In commemoration of the occasion, NASA took on the unenviable task of putting together a “top ten” list of Cassini’s most impressive discoveries. Here they are, in no particular order:

  • The Huygens probe makes first landing on a moon in the outer solar system (Titan)
  • Discovery of active, icy plumes on the Saturnian moon Enceladus
  • Saturn’s rings revealed as active and dynamic — a laboratory for how planets form
  • Titan revealed as an Earth-like world with rain, rivers, lakes and seas
  • Studies of Saturn’s great northern storm of 2010-2011
  • Studies reveal radio-wave patterns are not tied to Saturn’s interior rotation, as previously thought
  • Vertical structures in the rings imaged for the first time
  • Study of prebiotic chemistry on Titan
  • Mystery of the dual, bright-dark surface of the moon Iapetus solved
  • First complete view of the north polar hexagon and discovery of giant hurricanes at both of Saturn’s poles

For more information on any of these discoveries, NASA has created a website here.

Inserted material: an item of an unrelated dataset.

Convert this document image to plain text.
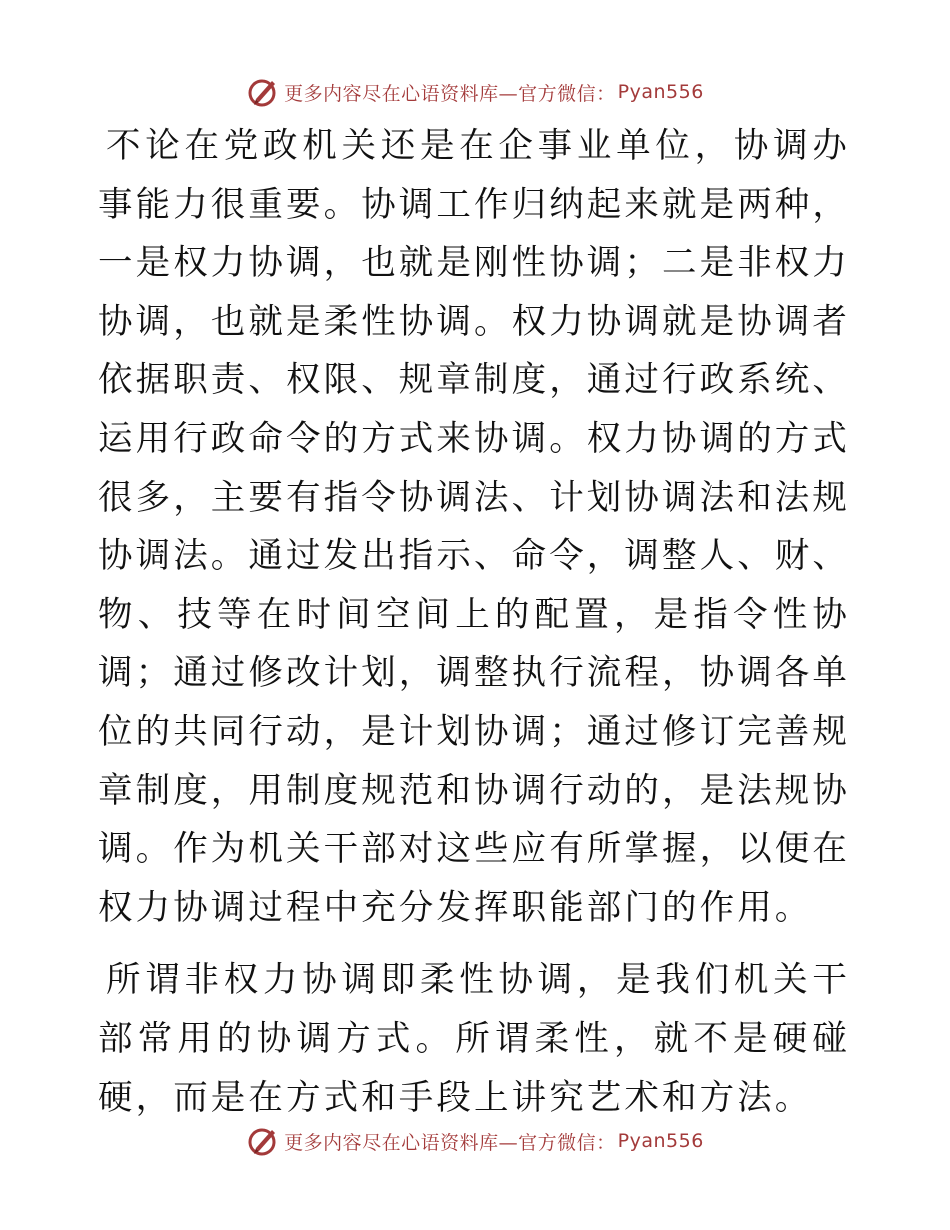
更多内容尽在心语资料库—官方微信： Pyan556

不论在党政机关还是在企事业单位，协调办事能力很重要。协调工作归纳起来就是两种，一是权力协调，也就是刚性协调；二是非权力协调，也就是柔性协调。权力协调就是协调者依据职责、权限、规章制度，通过行政系统、运用行政命令的方式来协调。权力协调的方式很多，主要有指令协调法、计划协调法和法规协调法。通过发出指示、命令，调整人、财、物、技等在时间空间上的配置，是指令性协调；通过修改计划，调整执行流程，协调各单位的共同行动，是计划协调；通过修订完善规章制度，用制度规范和协调行动的，是法规协调。作为机关干部对这些应有所掌握，以便在权力协调过程中充分发挥职能部门的作用。

所谓非权力协调即柔性协调，是我们机关干部常用的协调方式。所谓柔性，就不是硬碰硬，而是在方式和手段上讲究艺术和方法。

更多内容尽在心语资料库—官方微信： Pyan556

Though engineers aren’t sure exactly of how much fuel is left in Cassini’s propeller tanks, it owes much of its longevity to quality engineering and incredibly efficient piloting by its operators.

“Our team has done a fantastic job optimizing trajectories to save propellant, and we’ve learned to operate the spacecraft to get the most out of it that we possibly can,” said Earl Maize, Cassini project manager at JPL. “We’re proud to celebrate a decade of exploring Saturn, and we look forward to many discoveries still to come.”